Tame Impala are the early tournament-leaders on Night Three. It’s strange that their mix of psychedelia and Syd Barrett-era Prog has been so hailed in the music press, but, while at core disciplined, they spiral off into some lovely areas of guitar grand guignol tonight. They stand out markedly from "indie" conventions. You’d think more bands might twig that’s worth trying. One imagines they’ll get better and better over the next few years, while getting less and less praise as the media gets bored. I find Phoenix a bit boring, but I can no more explain why than I can explain what they are. Obviously they are quite popular now, so you’ll know what they are in your own head. I just hear and see a random Beck-based mish-mash of pop and dance and rock and Sofia Coppola-approved style-signifiers and none of it sticks beyond the time it takes to say, "Whatever happened to Air?"
Just time to catch Blaya sticking their arses out at the audience before we claim a place at the back of the Alt-J marquee five minutes before they come on. I figure these Mercury-winners are so uncool and disliked that I can quietly admire their angles and precision while chilling my bones. But I have made an error of judgment. As the unprepossessing swots come on I am engulfed in Portuguese bodies, bouncing and flailing with untethered abandon. Seriously, who knew Alt-J were bigger than God in Lisbon? I am soon so battered and bruised that I try to get out, but the only way I can wriggle through the massed sardines is to leave the festival and come back in again at another entrance. Then I am intrigued enough to sit near enough to hear and watch the screens while preserving my limbs. It is so, so, so odd that this scientific, professorial music has translated. I confess I like their album – there, I said it – and would call it Gentle Giant for The xx generation. With a lick of XTC. I think it’s ambitious, clever and deft, and subtly reveals more on each listen. Sorry. Maybe I’m Portuguese or something. Tonight they seem genuinely surprised by the ecstatic response and thank the euphoric throngs for making this the best gig of their career. I’m relieved when they say that, as it suggests it’s not just me finding it all a bit crazy because I never leave the house.

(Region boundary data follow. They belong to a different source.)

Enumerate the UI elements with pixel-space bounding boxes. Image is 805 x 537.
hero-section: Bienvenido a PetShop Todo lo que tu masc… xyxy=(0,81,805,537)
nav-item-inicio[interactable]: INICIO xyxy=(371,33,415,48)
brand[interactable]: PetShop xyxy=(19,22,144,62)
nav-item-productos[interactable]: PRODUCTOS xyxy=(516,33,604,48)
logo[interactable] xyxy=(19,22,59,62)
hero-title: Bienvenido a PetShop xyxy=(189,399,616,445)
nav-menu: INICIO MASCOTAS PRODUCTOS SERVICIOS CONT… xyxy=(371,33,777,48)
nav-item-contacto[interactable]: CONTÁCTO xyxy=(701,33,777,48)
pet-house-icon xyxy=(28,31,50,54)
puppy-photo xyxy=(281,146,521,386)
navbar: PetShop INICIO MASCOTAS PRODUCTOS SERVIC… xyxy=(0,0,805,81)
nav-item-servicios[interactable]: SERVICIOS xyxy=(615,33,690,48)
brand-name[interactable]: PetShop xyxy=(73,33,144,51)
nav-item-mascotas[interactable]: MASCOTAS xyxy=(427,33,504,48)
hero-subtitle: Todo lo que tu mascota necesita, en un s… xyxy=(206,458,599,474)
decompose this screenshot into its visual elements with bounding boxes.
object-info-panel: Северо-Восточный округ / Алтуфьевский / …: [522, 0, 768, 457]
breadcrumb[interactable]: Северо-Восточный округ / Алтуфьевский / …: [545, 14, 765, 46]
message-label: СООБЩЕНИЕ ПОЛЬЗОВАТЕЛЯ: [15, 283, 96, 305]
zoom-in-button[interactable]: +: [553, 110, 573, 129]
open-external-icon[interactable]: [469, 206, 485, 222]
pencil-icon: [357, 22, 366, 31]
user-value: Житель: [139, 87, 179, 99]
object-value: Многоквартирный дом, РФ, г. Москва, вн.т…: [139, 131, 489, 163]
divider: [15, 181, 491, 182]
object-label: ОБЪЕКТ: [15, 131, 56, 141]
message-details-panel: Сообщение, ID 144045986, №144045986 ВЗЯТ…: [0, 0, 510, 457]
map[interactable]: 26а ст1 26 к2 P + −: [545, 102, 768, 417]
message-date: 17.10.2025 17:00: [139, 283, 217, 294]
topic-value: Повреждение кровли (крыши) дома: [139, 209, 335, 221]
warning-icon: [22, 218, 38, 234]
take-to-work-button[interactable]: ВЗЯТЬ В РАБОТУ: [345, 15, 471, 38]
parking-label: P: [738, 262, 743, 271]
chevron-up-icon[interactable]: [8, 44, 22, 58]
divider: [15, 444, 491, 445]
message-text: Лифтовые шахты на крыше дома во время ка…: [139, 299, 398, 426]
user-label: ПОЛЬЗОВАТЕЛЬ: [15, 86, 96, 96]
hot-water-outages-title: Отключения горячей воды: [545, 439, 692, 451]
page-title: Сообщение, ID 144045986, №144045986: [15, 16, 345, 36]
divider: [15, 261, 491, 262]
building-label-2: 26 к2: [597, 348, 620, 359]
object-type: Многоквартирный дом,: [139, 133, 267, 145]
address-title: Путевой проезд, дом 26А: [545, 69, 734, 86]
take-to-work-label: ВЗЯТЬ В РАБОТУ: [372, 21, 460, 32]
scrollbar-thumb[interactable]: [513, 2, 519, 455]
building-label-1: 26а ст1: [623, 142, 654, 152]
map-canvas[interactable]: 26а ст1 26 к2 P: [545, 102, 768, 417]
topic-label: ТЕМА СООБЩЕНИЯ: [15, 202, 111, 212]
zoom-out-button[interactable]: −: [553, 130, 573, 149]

Back in the steady-as-she-goes world of guitar rock, Kings Of Leon are satisfying all ages with their muscular, rarely surprising riffs and growls. They’re honest, if you value that trait, and one or two of the crossover hits demand you jiggle one knee around a bit. They’ll need their new album to enter the popular consciousness more than the last one if they’re to sustain as major players in their field. There’s an undeniable clock-watching plateau before the inevitable big finale about using somebody to set your sex on fire and all that. During this, the herd goes absolutely batshit. I’m guessing. That’s how these things work.
A few more lashings of "Obrigado!" and Optimus Alive 2013 is drawing to a close. (Other names you could have seen included Vampire Weekend, Crystal Fighters, Crystal Castles, Disclosure, Band Of Horses, Jake Bugg, Django Django, Deap Vally and Icona Pop). It seemed to me rich with things you take for granted when you’re there but would sorely miss at such an event were they not: a friendly but not in-your-face crowd, a relaxed approach, a complete absence of any pressure to do anything unless you fancy it, an air of whatever the Portuguese for "laissez-faire" is. Possibly the best thing Lisbon’s delivered since Henry The Navigator.